Hierarquia no Ministério Público, quem a exerce e como!

Revista Sábado
Paulo Lona
Presidente do Sindicato dos Magistrados do Ministério Público
Alguns, pré-anunciam o fim da autonomia interna do Ministério Público, ignorando que autonomia externa não existe sem a sua vertente interna (são indissociáveis) e sem esta o Ministério Público não é mais uma magistratura e transforma-se antes num corpo de funcionários administrativos que cumprem ordens superiores.
Assistimos nos últimos tempos, com base em pressupostos falsos, a uma tentativa de culpar a autonomia do Ministério Público por aquilo que alguns entendem que não está a funcionar bem nesta instituição e que responsabilizam, por sua vez, por um mau funcionamento generalizado da justiça.
A imagem que alguns pretendem fazer passar é instrumental em relação ao que pretendem alterar legislativamente. É preciso fazer da autonomia interna um bode expiatório, lançar a ideia (errada) de que ninguém se entende, de que os hierarcas não têm poderes (que já iremos ver não ser verdadeira) e o absurdo de que anda tudo em “roda livre”.
Não interessa olhar para a lei e compreender a especial natureza que assume a hierarquia no âmbito de uma magistratura e a forma equilibrada como se dá a sua conjugação com a autonomia (interna e externa).
Alguns, pré-anunciam o fim da autonomia interna do Ministério Público, ignorando que autonomia externa não existe sem a sua vertente interna (são indissociáveis) e sem esta o Ministério Público não é mais uma magistratura e transforma-se antes num corpo de funcionários administrativos que cumprem ordens superiores, sendo tal visão incompatível com a noção de autoridade judiciária e com a raiz constitucional do Ministério Público.
O Ministério Público é uma magistratura consolidada no nosso sistema judicial, elogiada ao nível europeu por diversos países e dada como uma referência e exemplo a seguir.
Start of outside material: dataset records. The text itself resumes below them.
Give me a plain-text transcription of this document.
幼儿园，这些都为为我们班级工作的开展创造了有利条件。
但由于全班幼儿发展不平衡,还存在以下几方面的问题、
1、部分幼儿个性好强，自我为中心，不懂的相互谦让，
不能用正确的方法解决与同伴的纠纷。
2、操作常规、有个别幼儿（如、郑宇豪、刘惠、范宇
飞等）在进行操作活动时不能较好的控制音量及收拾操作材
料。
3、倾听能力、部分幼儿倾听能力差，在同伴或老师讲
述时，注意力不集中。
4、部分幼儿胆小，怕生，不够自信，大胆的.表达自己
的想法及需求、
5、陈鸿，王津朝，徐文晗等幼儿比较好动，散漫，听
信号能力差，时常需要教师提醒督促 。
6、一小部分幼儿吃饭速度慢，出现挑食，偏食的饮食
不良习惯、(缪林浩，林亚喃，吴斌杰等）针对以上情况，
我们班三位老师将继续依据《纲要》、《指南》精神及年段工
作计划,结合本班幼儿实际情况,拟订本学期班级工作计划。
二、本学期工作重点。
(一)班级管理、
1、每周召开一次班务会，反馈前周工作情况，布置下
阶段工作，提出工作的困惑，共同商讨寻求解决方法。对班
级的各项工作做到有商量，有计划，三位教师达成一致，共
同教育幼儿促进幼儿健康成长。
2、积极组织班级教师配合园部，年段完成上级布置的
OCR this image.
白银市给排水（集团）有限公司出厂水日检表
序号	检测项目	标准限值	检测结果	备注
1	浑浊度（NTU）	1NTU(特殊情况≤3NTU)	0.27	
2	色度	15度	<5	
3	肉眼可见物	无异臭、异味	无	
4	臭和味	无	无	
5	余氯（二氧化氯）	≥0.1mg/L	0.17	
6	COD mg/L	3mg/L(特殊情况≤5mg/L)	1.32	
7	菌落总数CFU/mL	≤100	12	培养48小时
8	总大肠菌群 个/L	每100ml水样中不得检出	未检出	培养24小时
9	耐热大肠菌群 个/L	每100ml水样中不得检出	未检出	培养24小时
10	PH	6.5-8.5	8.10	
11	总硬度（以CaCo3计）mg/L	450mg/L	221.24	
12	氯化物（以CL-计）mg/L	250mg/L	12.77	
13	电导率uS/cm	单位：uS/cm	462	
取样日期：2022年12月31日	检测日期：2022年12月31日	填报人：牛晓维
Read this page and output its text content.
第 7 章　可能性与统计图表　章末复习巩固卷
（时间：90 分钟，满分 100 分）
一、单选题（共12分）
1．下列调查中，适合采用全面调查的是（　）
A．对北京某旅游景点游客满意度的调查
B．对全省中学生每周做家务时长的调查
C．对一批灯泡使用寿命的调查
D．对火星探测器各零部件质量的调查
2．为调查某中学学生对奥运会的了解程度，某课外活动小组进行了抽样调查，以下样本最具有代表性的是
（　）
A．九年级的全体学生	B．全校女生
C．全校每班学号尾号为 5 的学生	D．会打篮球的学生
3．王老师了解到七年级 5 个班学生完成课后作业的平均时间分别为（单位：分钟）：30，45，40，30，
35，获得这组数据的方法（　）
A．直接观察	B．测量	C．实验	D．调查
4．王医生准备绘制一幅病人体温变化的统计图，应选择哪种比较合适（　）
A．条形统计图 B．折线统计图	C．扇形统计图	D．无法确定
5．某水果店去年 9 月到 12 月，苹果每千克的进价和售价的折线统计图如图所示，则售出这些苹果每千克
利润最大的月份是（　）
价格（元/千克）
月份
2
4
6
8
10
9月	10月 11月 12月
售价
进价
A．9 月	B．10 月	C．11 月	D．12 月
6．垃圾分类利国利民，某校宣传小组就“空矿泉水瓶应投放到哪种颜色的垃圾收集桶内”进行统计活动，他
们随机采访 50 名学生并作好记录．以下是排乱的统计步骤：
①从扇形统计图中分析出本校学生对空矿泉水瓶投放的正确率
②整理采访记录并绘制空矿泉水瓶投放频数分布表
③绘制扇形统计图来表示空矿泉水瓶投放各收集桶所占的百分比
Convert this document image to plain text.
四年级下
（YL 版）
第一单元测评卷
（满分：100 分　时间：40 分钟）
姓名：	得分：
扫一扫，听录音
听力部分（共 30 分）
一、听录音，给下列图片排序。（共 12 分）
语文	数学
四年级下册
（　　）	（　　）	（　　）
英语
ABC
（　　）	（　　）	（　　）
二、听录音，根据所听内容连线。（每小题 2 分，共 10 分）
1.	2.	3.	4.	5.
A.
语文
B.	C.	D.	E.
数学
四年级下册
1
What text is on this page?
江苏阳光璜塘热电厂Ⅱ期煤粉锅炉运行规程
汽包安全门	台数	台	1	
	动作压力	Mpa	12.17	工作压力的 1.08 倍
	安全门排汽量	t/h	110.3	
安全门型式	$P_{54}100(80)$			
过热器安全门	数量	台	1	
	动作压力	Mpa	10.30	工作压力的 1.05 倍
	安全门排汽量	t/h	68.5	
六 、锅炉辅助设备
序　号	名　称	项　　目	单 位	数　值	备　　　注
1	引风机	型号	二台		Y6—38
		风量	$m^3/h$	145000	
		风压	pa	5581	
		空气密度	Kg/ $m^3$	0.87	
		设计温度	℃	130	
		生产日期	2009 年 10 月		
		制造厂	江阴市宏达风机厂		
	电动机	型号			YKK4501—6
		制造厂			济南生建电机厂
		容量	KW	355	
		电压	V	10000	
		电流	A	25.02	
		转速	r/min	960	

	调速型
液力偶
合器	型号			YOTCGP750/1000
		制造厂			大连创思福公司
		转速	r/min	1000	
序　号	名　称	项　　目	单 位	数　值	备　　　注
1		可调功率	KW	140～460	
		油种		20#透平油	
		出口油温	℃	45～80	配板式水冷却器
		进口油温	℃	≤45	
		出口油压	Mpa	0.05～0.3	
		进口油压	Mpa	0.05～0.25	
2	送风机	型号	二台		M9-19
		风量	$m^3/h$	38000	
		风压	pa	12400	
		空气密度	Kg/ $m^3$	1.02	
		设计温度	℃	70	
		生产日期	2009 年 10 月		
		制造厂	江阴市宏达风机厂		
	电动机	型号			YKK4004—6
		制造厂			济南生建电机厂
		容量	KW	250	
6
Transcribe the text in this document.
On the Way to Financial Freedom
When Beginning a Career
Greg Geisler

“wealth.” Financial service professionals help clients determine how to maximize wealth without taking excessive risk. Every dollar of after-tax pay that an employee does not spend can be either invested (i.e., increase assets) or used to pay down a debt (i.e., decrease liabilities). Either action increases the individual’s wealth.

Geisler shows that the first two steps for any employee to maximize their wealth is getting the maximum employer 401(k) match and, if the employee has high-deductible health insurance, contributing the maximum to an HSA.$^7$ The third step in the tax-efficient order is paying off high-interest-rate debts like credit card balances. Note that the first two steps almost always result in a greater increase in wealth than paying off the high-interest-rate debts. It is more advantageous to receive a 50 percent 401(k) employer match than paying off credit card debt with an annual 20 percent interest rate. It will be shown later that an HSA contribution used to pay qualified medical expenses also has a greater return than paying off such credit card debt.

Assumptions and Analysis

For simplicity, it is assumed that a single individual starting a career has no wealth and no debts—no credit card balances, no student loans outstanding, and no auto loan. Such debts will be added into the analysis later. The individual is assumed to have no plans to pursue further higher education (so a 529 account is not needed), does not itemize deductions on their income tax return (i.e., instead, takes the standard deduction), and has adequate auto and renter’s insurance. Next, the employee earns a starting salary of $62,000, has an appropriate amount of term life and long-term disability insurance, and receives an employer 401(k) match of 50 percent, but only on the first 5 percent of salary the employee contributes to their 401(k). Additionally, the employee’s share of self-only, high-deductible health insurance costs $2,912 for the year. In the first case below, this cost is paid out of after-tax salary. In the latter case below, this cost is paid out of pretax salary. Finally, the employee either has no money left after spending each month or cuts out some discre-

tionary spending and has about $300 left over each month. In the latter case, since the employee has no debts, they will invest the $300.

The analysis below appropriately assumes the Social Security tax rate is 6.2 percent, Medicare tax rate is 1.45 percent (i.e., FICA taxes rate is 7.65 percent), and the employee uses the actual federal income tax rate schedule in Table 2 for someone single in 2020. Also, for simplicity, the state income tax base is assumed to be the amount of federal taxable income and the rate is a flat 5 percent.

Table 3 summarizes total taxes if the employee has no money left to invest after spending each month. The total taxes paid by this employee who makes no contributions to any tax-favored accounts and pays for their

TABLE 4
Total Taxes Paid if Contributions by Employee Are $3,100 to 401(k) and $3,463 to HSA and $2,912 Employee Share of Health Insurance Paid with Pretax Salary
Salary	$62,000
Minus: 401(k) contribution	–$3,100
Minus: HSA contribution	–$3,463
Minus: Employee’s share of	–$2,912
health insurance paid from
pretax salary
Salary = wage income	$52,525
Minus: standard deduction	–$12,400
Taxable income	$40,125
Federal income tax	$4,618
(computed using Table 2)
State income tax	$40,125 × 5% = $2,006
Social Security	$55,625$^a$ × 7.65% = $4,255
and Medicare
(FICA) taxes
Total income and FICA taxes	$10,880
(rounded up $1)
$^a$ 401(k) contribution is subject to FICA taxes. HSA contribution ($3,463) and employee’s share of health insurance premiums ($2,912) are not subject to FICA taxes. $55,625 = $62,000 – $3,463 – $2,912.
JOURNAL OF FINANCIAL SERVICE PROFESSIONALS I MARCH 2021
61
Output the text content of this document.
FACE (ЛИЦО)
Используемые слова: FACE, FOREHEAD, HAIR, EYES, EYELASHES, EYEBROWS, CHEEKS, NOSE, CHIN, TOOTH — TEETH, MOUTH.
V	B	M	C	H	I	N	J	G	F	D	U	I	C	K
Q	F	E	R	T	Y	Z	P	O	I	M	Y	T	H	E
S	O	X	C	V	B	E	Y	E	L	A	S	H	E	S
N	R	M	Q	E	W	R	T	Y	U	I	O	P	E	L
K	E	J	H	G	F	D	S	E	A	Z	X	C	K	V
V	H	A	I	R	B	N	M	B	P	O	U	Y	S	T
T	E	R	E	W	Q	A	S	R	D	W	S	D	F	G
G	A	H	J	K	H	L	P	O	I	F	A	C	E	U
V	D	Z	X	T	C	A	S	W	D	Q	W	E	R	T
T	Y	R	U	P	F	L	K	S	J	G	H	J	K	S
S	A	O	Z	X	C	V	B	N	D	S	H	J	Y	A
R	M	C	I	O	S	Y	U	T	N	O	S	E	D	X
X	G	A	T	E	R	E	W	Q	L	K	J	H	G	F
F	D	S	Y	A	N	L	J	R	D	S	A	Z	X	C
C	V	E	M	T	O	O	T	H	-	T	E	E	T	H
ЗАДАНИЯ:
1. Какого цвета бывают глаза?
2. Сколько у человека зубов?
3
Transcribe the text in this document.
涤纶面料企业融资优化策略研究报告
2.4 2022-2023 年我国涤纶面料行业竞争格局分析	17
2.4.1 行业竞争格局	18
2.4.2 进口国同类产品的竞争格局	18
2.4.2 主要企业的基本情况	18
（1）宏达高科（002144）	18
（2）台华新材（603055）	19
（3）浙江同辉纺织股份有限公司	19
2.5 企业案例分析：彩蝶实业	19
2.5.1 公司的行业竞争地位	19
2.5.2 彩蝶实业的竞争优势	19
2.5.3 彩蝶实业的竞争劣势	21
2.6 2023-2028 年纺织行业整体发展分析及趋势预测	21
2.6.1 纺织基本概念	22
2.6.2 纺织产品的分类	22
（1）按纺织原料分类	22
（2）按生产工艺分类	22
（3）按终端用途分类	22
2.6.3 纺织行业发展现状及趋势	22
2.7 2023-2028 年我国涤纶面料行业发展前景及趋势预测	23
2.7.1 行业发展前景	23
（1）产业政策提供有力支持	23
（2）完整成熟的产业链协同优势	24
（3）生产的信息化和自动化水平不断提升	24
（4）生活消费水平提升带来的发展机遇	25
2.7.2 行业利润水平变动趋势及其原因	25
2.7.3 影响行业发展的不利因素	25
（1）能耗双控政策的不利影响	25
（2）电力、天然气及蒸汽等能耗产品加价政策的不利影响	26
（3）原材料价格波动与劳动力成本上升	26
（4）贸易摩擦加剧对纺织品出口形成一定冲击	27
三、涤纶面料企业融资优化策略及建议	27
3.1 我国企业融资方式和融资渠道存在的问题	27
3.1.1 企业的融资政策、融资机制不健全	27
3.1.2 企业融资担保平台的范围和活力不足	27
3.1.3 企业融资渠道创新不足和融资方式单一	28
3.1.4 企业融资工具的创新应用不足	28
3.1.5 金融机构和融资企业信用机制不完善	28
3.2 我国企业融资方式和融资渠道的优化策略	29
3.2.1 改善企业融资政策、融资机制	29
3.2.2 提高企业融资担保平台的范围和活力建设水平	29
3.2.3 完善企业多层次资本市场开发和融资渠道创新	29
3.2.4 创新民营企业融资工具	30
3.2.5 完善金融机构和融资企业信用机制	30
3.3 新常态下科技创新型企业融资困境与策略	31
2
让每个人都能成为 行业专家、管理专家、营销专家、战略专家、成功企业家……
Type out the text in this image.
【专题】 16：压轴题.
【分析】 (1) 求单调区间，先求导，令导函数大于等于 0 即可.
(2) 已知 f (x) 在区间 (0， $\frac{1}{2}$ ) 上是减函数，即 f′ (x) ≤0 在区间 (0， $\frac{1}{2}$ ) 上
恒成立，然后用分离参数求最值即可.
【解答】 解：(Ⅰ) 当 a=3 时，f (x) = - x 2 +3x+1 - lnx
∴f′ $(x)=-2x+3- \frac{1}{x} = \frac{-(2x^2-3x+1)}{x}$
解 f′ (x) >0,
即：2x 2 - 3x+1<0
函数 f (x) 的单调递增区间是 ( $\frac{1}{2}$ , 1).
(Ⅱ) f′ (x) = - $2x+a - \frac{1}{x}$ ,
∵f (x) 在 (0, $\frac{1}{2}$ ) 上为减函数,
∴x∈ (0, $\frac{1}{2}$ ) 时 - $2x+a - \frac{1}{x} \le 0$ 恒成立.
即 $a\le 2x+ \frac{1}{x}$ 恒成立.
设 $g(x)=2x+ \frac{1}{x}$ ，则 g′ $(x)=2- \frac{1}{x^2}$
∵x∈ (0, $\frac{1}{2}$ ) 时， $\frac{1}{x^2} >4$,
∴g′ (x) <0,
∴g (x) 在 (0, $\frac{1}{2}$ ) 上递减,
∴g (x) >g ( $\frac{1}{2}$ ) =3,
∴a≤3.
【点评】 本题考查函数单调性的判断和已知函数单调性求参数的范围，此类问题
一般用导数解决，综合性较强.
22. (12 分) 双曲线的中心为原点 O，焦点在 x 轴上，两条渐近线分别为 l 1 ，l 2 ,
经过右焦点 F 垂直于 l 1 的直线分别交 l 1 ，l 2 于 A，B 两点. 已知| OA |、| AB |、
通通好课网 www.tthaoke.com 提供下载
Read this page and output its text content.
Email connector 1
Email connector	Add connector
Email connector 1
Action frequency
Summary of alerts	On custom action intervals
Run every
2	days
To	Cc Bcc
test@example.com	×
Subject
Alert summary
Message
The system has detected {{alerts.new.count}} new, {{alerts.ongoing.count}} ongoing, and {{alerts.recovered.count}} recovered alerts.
Os princípios fundamentais da atuação do Ministério Público têm raiz constitucional e, entre as suas competências, está o exercício da ação penal orientada pelo princípio da legalidade e a defesa da legalidade democrática. Autonomia e hierarquia são as duas características essenciais da organização do Ministério Público. Existe uma dupla vertente da autonomia, externa face aos demais órgãos do Estado e interna que diz respeito aos seus magistrados.
Como refere Rui Cardoso, “a inexistência de qualquer uma delas, não só em termos de direito, mas, principalmente, de efetividade prática, comprometeria definitivamente a existência do Ministério Público como magistratura e o desempenho da sua função constitucional” (existem poderes que o Ministério Público exerce no processo penal que apenas a magistraturas podem ser atribuídos).
E, como Portugal é um estado-membro da União Europeia e do Conselho da Europa, é necessário recordar as recomendações europeias que sustentam que a “independência do Ministério Público é um pré-requisito da independência do judiciário e para a existência de um Estado de Direito e, como tal, deve ser encorajada e garantida por lei, ao mais alto nível possível, de modo similar ao que se passa com os juízes. Os procuradores devem ser autónomos no seu processo de decisão e devem desempenhar as suas funções livres de qualquer pressão externa ou interferência, considerando os princípios de separação de poderes e prestação de contas” (Opinião n.º 18 do Conselho Consultivo de Procuradores Europeus, criado pelo Comité de Ministros do Conselho da Europa).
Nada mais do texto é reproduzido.